Closed bojobo closed 1 month ago
Creating the images takes quite a bit of compute. The current simulated dataset was created using a compute cluster having more than 100 cpu's. I calculated that it would have taken about 3 months to simulate these images using my own PC. Regarding the randomness, creating the simulated images has already quite a bit of randomness in it. However, for reproducibility we a static dataset is preferable. However, having a more diverse simulated dataset would definitively be interesting! Maybe we could even cluster them in classes (types of objects that are being observed) and see which classes perform better/worse than other. We could then generate more training samples for these classes.

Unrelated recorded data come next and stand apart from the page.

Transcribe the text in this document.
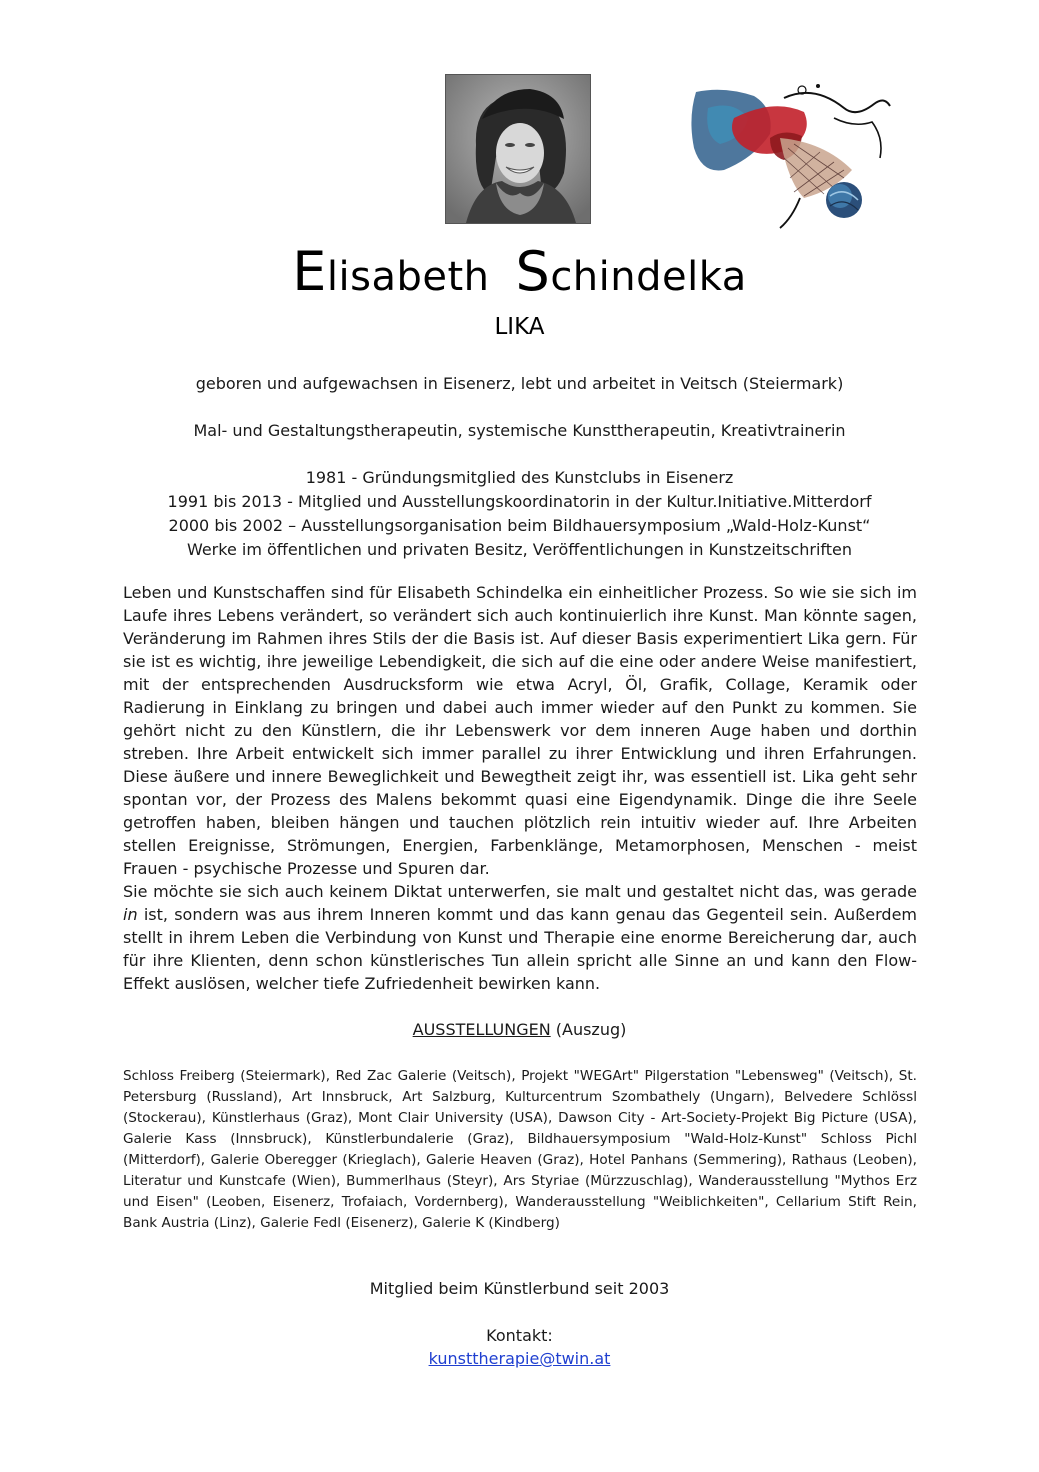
Elisabeth Schindelka
LIKA
geboren und aufgewachsen in Eisenerz, lebt und arbeitet in Veitsch (Steiermark)
Mal- und Gestaltungstherapeutin, systemische Kunsttherapeutin, Kreativtrainerin
1981 - Gründungsmitglied des Kunstclubs in Eisenerz
1991 bis 2013 - Mitglied und Ausstellungskoordinatorin in der Kultur.Initiative.Mitterdorf
2000 bis 2002 – Ausstellungsorganisation beim Bildhauersymposium „Wald-Holz-Kunst“
Werke im öffentlichen und privaten Besitz, Veröffentlichungen in Kunstzeitschriften

Leben und Kunstschaffen sind für Elisabeth Schindelka ein einheitlicher Prozess. So wie sie sich im Laufe ihres Lebens verändert, so verändert sich auch kontinuierlich ihre Kunst. Man könnte sagen, Veränderung im Rahmen ihres Stils der die Basis ist. Auf dieser Basis experimentiert Lika gern. Für sie ist es wichtig, ihre jeweilige Lebendigkeit, die sich auf die eine oder andere Weise manifestiert, mit der entsprechenden Ausdrucksform wie etwa Acryl, Öl, Grafik, Collage, Keramik oder Radierung in Einklang zu bringen und dabei auch immer wieder auf den Punkt zu kommen. Sie gehört nicht zu den Künstlern, die ihr Lebenswerk vor dem inneren Auge haben und dorthin streben. Ihre Arbeit entwickelt sich immer parallel zu ihrer Entwicklung und ihren Erfahrungen. Diese äußere und innere Beweglichkeit und Bewegtheit zeigt ihr, was essentiell ist. Lika geht sehr spontan vor, der Prozess des Malens bekommt quasi eine Eigendynamik. Dinge die ihre Seele getroffen haben, bleiben hängen und tauchen plötzlich rein intuitiv wieder auf. Ihre Arbeiten stellen Ereignisse, Strömungen, Energien, Farbenklänge, Metamorphosen, Menschen - meist Frauen - psychische Prozesse und Spuren dar.

Sie möchte sie sich auch keinem Diktat unterwerfen, sie malt und gestaltet nicht das, was gerade in ist, sondern was aus ihrem Inneren kommt und das kann genau das Gegenteil sein. Außerdem stellt in ihrem Leben die Verbindung von Kunst und Therapie eine enorme Bereicherung dar, auch für ihre Klienten, denn schon künstlerisches Tun allein spricht alle Sinne an und kann den Flow-Effekt auslösen, welcher tiefe Zufriedenheit bewirken kann.

AUSSTELLUNGEN (Auszug)
Schloss Freiberg (Steiermark), Red Zac Galerie (Veitsch), Projekt "WEGArt" Pilgerstation "Lebensweg" (Veitsch), St. Petersburg (Russland), Art Innsbruck, Art Salzburg, Kulturcentrum Szombathely (Ungarn), Belvedere Schlössl (Stockerau), Künstlerhaus (Graz), Mont Clair University (USA), Dawson City - Art-Society-Projekt Big Picture (USA), Galerie Kass (Innsbruck), Künstlerbundalerie (Graz), Bildhauersymposium "Wald-Holz-Kunst" Schloss Pichl (Mitterdorf), Galerie Oberegger (Krieglach), Galerie Heaven (Graz), Hotel Panhans (Semmering), Rathaus (Leoben), Literatur und Kunstcafe (Wien), Bummerlhaus (Steyr), Ars Styriae (Mürzzuschlag), Wanderausstellung "Mythos Erz und Eisen" (Leoben, Eisenerz, Trofaiach, Vordernberg), Wanderausstellung "Weiblichkeiten", Cellarium Stift Rein, Bank Austria (Linz), Galerie Fedl (Eisenerz), Galerie K (Kindberg)
Mitglied beim Künstlerbund seit 2003
Kontakt:
kunsttherapie@twin.at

Oh damn, that's quite some time. Does is take that long even with multiprocessing? I'll see if there are some optimisations possible.
I'm not quite sure about the classes. Super-resolution should work regardless of the types of objects observed, i.e. all classes should be represented with the same amount of images. Otherwise the model could tend to "hallucinate" object which aren't there.
Oh, and I'll probably move this issue too to the xmm-epicpn-simulator repo (same as SamSweere/xmm-epicpn-simulator#27)
Use https://github.com/SamSweere/xmm-epicpn-simulator for creation of simulated dataset
Use xmm-epic-pn-simulator. If possible, we could add some randomness to the creation process. We could even check if we can generate images on the fly.